The company, Underwater Contractors, was sentenced to a $300,000 fine over the incident, during which diver Kwok Khee Khoon was killed after he was sucked into a ship's pipe opening.
The company and its supervisor, David Ng Wei Li, 37, had each been found guilty of an offence under the Workplace Safety and Health Act in February this year, following a trial.
The incident occurred at the Eastern Working Anchorage, near Marina South Pier, on June 4, 2014. Underwater Contractors had been engaged to carry out underwater survey works on vessel Frisia Kiel.
Mr Kwok was one of six divers working at the ship's bow thrusters when he was seen being sucked into a pipe opening in the vessel.
Several attempts by other divers to pull him away from the opening failed and he was retrieved only after the pump in the starboard sea chest - which is meant to suck in seawater to cool the ship's engines and generators - was shut down.
Mr Kwok was motionless, and paramedics pronounced him dead at around 7.40pm that day.
He was later found to have died of traumatic asphyxia.

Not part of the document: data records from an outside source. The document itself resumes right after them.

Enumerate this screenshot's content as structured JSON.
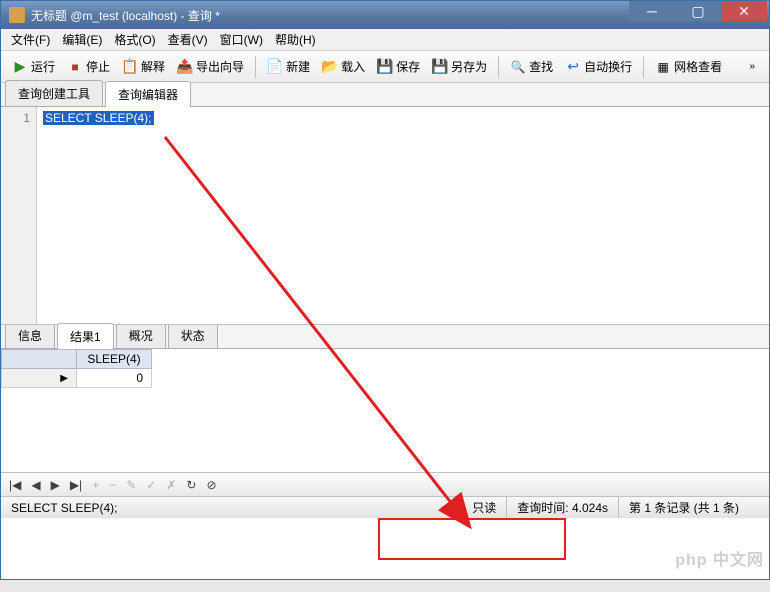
{
  "window": {
    "title": "无标题 @m_test (localhost) - 查询 *"
  },
  "menu": {
    "file": "文件(F)",
    "edit": "编辑(E)",
    "format": "格式(O)",
    "view": "查看(V)",
    "window": "窗口(W)",
    "help": "帮助(H)"
  },
  "toolbar": {
    "run": "运行",
    "stop": "停止",
    "explain": "解释",
    "export": "导出向导",
    "new": "新建",
    "load": "载入",
    "save": "保存",
    "saveas": "另存为",
    "find": "查找",
    "wordwrap": "自动换行",
    "gridview": "网格查看"
  },
  "tabs": {
    "builder": "查询创建工具",
    "editor": "查询编辑器"
  },
  "editor": {
    "linenum": "1",
    "code": "SELECT SLEEP(4);"
  },
  "result_tabs": {
    "info": "信息",
    "result1": "结果1",
    "profile": "概况",
    "status": "状态"
  },
  "grid": {
    "header": "SLEEP(4)",
    "value": "0"
  },
  "statusbar": {
    "query": "SELECT SLEEP(4);",
    "readonly": "只读",
    "querytime": "查询时间: 4.024s",
    "records": "第 1 条记录 (共 1 条)"
  },
  "watermark": "php 中文网"
}
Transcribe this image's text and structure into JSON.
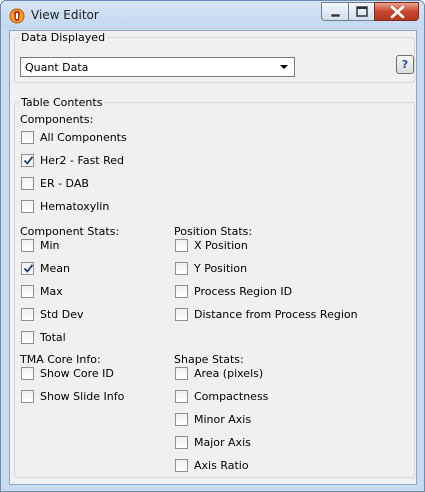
{
  "window": {
    "title": "View Editor",
    "icon": "app-logo-icon"
  },
  "data_displayed": {
    "group_label": "Data Displayed",
    "selected": "Quant Data",
    "help_label": "?"
  },
  "table_contents": {
    "group_label": "Table Contents",
    "components_label": "Components:",
    "components": [
      {
        "label": "All Components",
        "checked": false
      },
      {
        "label": "Her2 - Fast Red",
        "checked": true
      },
      {
        "label": "ER - DAB",
        "checked": false
      },
      {
        "label": "Hematoxylin",
        "checked": false
      }
    ],
    "component_stats_label": "Component Stats:",
    "component_stats": [
      {
        "label": "Min",
        "checked": false
      },
      {
        "label": "Mean",
        "checked": true
      },
      {
        "label": "Max",
        "checked": false
      },
      {
        "label": "Std Dev",
        "checked": false
      },
      {
        "label": "Total",
        "checked": false
      }
    ],
    "position_stats_label": "Position Stats:",
    "position_stats": [
      {
        "label": "X Position",
        "checked": false
      },
      {
        "label": "Y Position",
        "checked": false
      },
      {
        "label": "Process Region ID",
        "checked": false
      },
      {
        "label": "Distance from Process Region",
        "checked": false
      }
    ],
    "tma_label": "TMA Core Info:",
    "tma": [
      {
        "label": "Show Core ID",
        "checked": false
      },
      {
        "label": "Show Slide Info",
        "checked": false
      }
    ],
    "shape_stats_label": "Shape Stats:",
    "shape_stats": [
      {
        "label": "Area (pixels)",
        "checked": false
      },
      {
        "label": "Compactness",
        "checked": false
      },
      {
        "label": "Minor Axis",
        "checked": false
      },
      {
        "label": "Major Axis",
        "checked": false
      },
      {
        "label": "Axis Ratio",
        "checked": false
      }
    ]
  }
}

In their earlier submissions, Ministry of Manpower prosecutors Delvinder Singh and Shanty Priya had argued that the safest way to perform the diving works would have been to completely shut down the pumps in the sea chest that the divers were to work in.
This was not done in the incident - the pumps were kept operating at "reduced flow" instead.
The prosecutors had also said Ng had instructed the divers to perform the work despite knowing that there was a risk of them being sucked into the sea chest.
Mr Alfred Lim and Ms Jaime Lye, lawyers for both the company and Ng, said their clients are intending to appeal against both their convictions and sentences.
For their respective offences, the company could have been fined up to $500,000, while Ng could have been jailed for up to two years and fined up to $30,000.